Is the 4:1 ROI claim for Claude Code real?

It does not trace to a primary Faros AI publication. Faros's own AI Productivity Paradox report found PRs merged rose 98% but review time rose 91%, PR size rose 154%, and bugs rose 9%, which undermines any clean 4:1 figure. Build business cases on documented per-PR token math instead.

What productivity gain should engineering leaders actually plan for?

Plan for roughly 10% at the median, per DX's late-2025 analysis, with 10-30% for individual contributors and less at the team level. The 60% throughput figures describe upper-quartile users, not the median. The METR randomized trial even found experienced developers were 19% slower with AI tools on a large mature codebase.
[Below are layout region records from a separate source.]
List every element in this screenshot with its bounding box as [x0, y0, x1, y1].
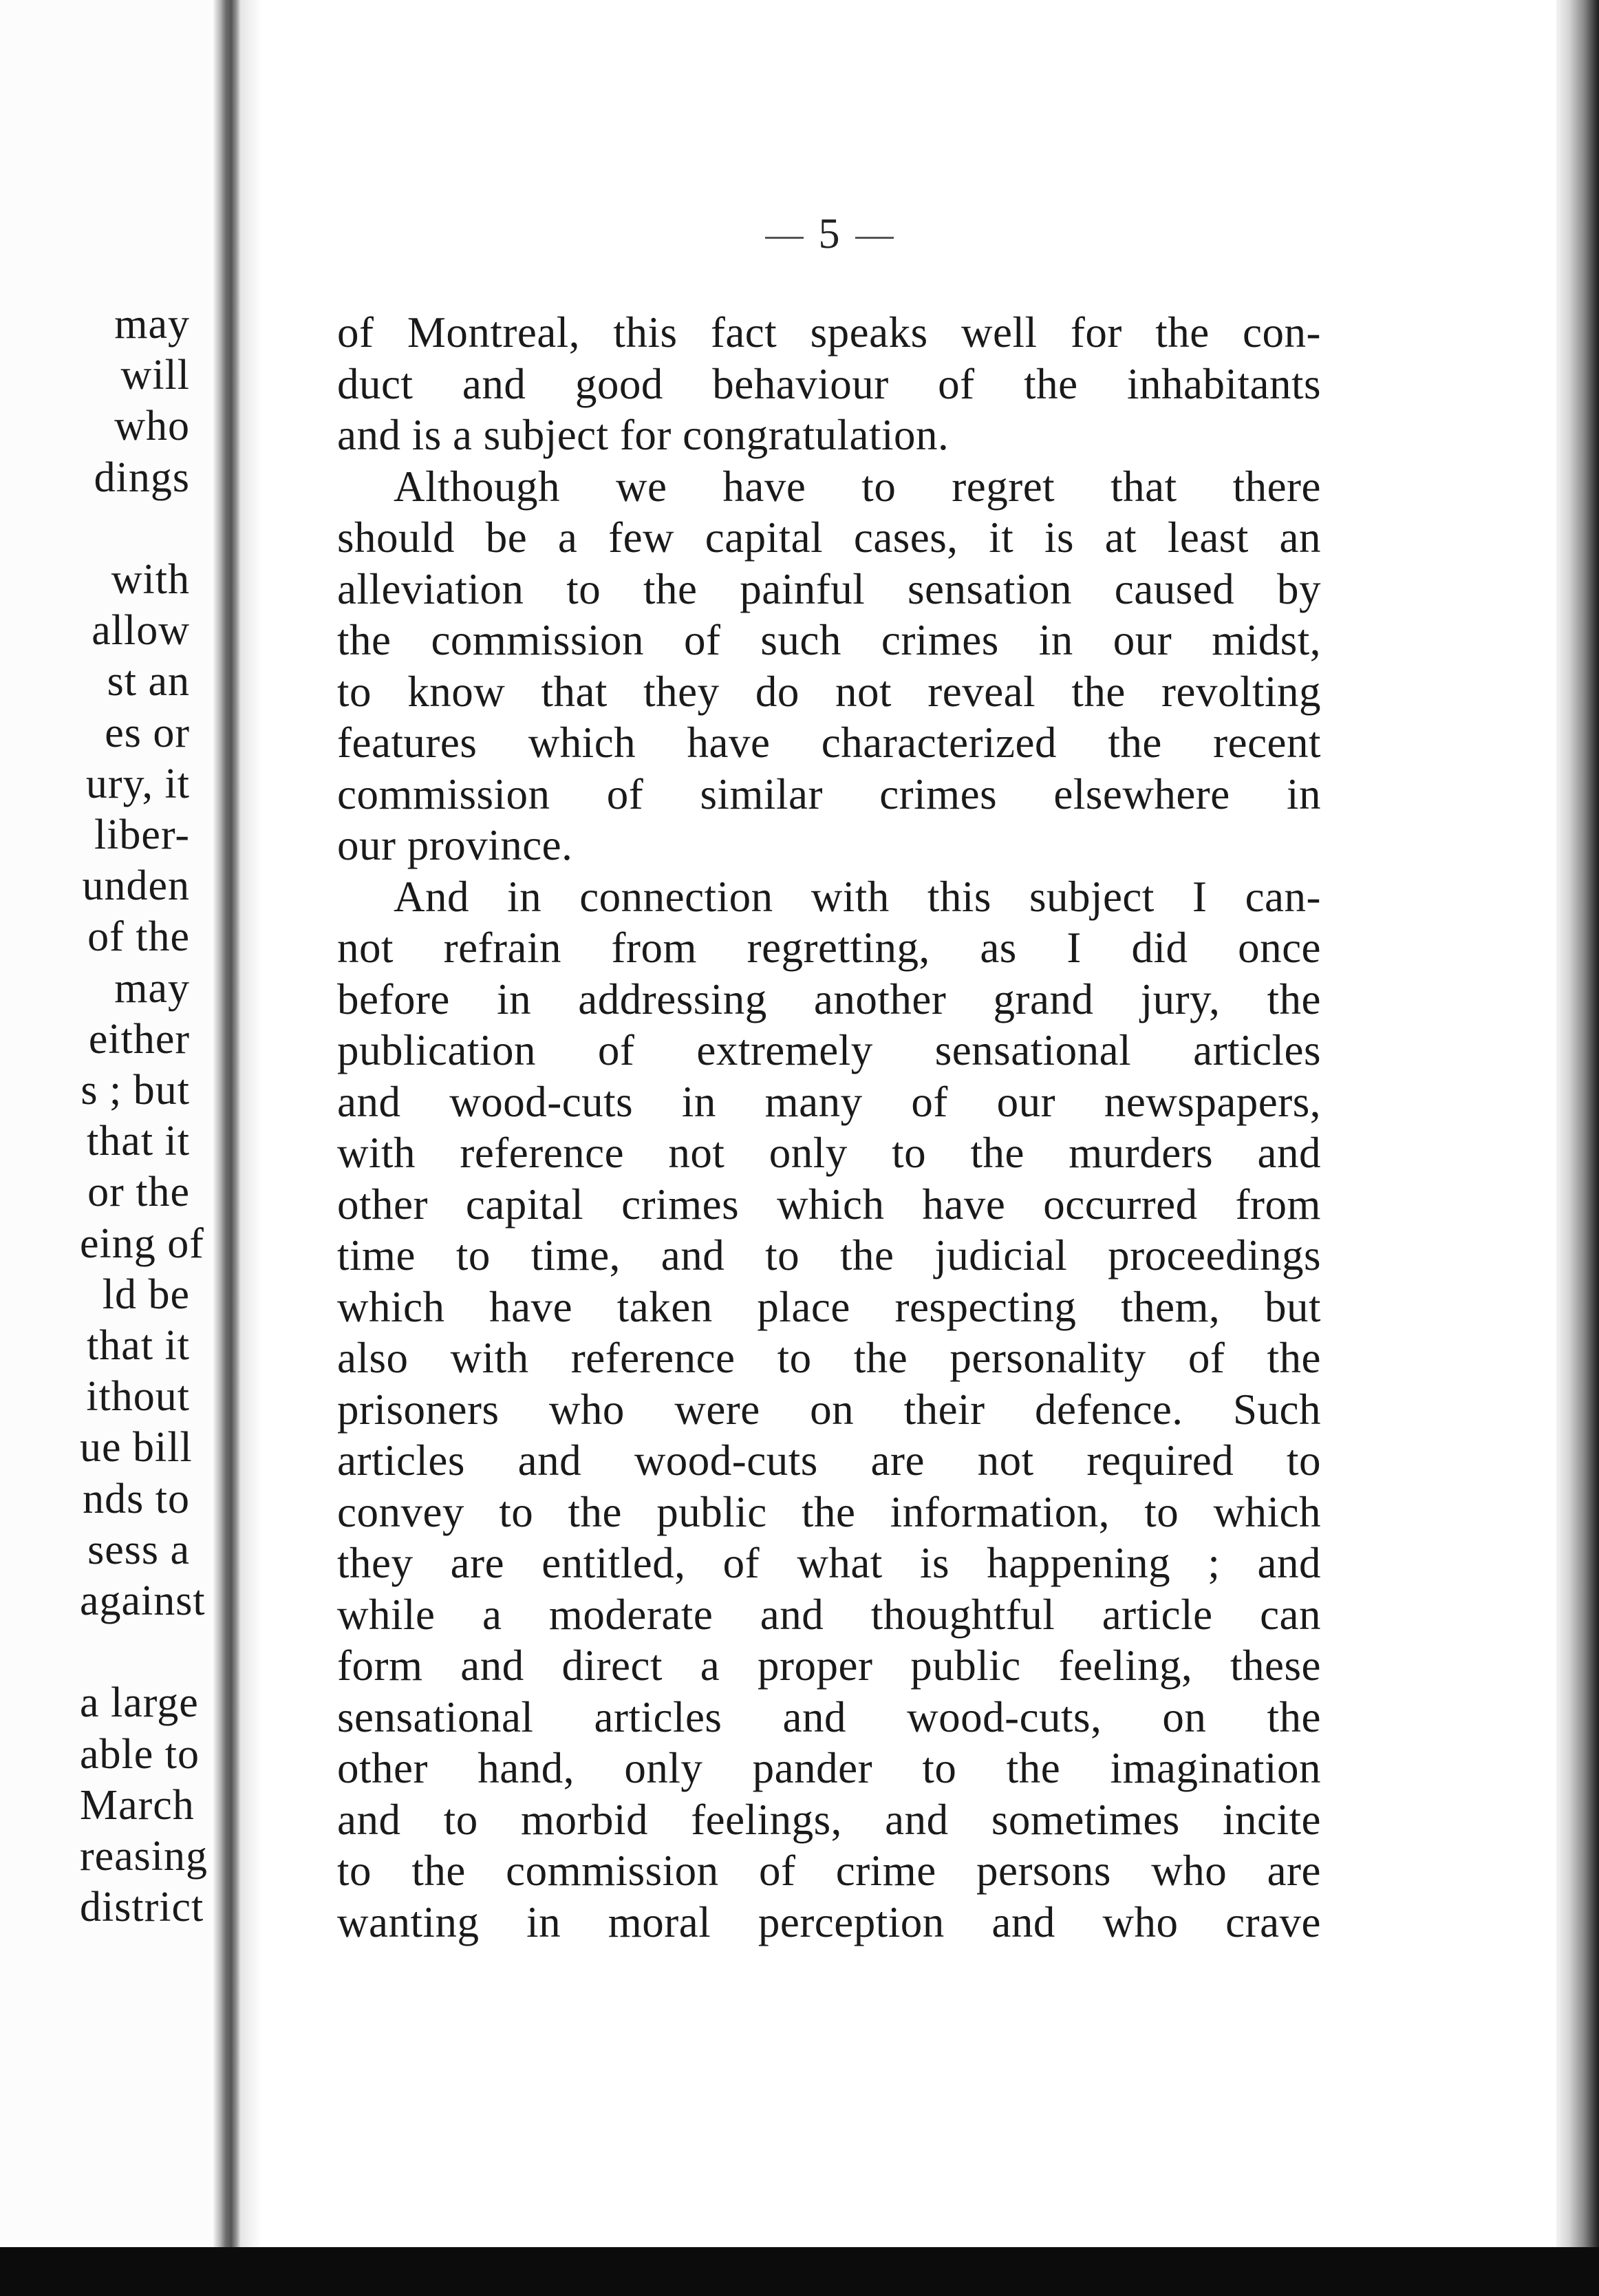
- text-line: commission of similar crimes elsewhere in: [337, 770, 1321, 818]
- page-number-text: 5: [818, 211, 840, 257]
- left-page-line: able to: [80, 1731, 200, 1778]
- text-line: form and direct a proper public feeling, these: [337, 1641, 1321, 1690]
- text-line: our province.: [337, 821, 573, 869]
- text-line: articles and wood-cuts are not required to: [337, 1436, 1321, 1485]
- text-line: alleviation to the painful sensation caused by: [337, 565, 1321, 613]
- left-page-line: who: [114, 403, 190, 449]
- text-line: of Montreal, this fact speaks well for the con-: [337, 308, 1321, 357]
- text-line: and to morbid feelings, and sometimes incite: [337, 1796, 1321, 1844]
- page-number-dash-right: [855, 237, 894, 239]
- left-page-line: district: [80, 1884, 204, 1931]
- left-page-line: ithout: [86, 1373, 190, 1420]
- left-page-line: may: [114, 965, 190, 1012]
- left-page-line: unden: [82, 862, 190, 909]
- left-page-line: reasing: [80, 1833, 208, 1880]
- text-line: not refrain from regretting, as I did once: [337, 924, 1321, 972]
- left-page-line: sess a: [87, 1527, 190, 1573]
- left-page-line: es or: [105, 710, 190, 756]
- gutter-shadow: [241, 0, 261, 2247]
- text-line: should be a few capital cases, it is at least an: [337, 513, 1321, 562]
- scan-edge-right: [1556, 0, 1599, 2296]
- text-line: sensational articles and wood-cuts, on the: [337, 1693, 1321, 1741]
- left-page-line: or the: [87, 1169, 190, 1215]
- previous-page-fragment: [0, 0, 219, 2247]
- left-page-line: ury, it: [85, 761, 190, 807]
- scan-edge-bottom: [0, 2247, 1599, 2296]
- left-page-line: st an: [107, 658, 190, 705]
- left-page-line: with: [111, 556, 190, 603]
- text-line: also with reference to the personality of the: [337, 1334, 1321, 1382]
- left-page-line: that it: [87, 1118, 190, 1165]
- left-page-line: liber-: [94, 811, 190, 858]
- left-page-line: ue bill: [80, 1424, 193, 1471]
- left-page-line: a large: [80, 1679, 199, 1726]
- left-page-line: dings: [94, 454, 190, 501]
- left-page-line: may: [114, 301, 190, 348]
- text-line: and wood-cuts in many of our newspapers,: [337, 1078, 1321, 1126]
- text-line: before in addressing another grand jury, the: [337, 975, 1321, 1023]
- text-line: to the commission of crime persons who are: [337, 1847, 1321, 1895]
- text-line: the commission of such crimes in our midst,: [337, 616, 1321, 664]
- text-line: convey to the public the information, to which: [337, 1488, 1321, 1536]
- left-page-line: nds to: [83, 1476, 190, 1522]
- left-page-line: against: [80, 1577, 206, 1624]
- left-page-line: March: [80, 1782, 195, 1829]
- text-line: and is a subject for congratulation.: [337, 411, 949, 459]
- book-gutter: [213, 0, 241, 2247]
- text-line: to know that they do not reveal the revolting: [337, 668, 1321, 716]
- text-line: prisoners who were on their defence. Such: [337, 1385, 1321, 1434]
- left-page-line: ld be: [102, 1271, 190, 1318]
- text-line: other capital crimes which have occurred from: [337, 1180, 1321, 1229]
- left-page-line: of the: [87, 913, 190, 960]
- left-page-line: either: [88, 1016, 190, 1063]
- text-line: while a moderate and thoughtful article can: [337, 1591, 1321, 1639]
- left-page-line: eing of: [80, 1220, 204, 1267]
- text-line: they are entitled, of what is happening ; and: [337, 1539, 1321, 1587]
- text-line: with reference not only to the murders and: [337, 1129, 1321, 1177]
- left-page-line: will: [120, 352, 190, 398]
- text-line: other hand, only pander to the imagination: [337, 1744, 1321, 1792]
- page-number-dash-left: [765, 237, 804, 239]
- page-number: [743, 206, 915, 262]
- left-page-line: allow: [92, 607, 190, 654]
- text-line: time to time, and to the judicial proceedings: [337, 1231, 1321, 1279]
- text-line: wanting in moral perception and who crave: [337, 1898, 1321, 1946]
- text-line: And in connection with this subject I can-: [394, 873, 1321, 921]
- text-line: Although we have to regret that there: [394, 463, 1321, 511]
- text-line: which have taken place respecting them, but: [337, 1283, 1321, 1331]
- text-line: duct and good behaviour of the inhabitants: [337, 360, 1321, 408]
- left-page-line: s ; but: [81, 1067, 190, 1114]
- text-line: features which have characterized the recent: [337, 719, 1321, 767]
- left-page-line: that it: [87, 1322, 190, 1369]
- text-line: publication of extremely sensational articles: [337, 1026, 1321, 1074]
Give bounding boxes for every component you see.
When do local-first coding agents beat cloud APIs on cost?

A self-hosted H100 running an open-weights coding model costs roughly $0.62 per million effective output tokens versus $15 for Claude Sonnet-class cloud APIs, breaking even at around 5-10M tokens per month. Models like Qwen3-Coder-30B and Devstral 24B now hit 46-55% on SWE-bench Verified on consumer GPUs, making local-first viable for the privacy-sensitive 30-40% of workload.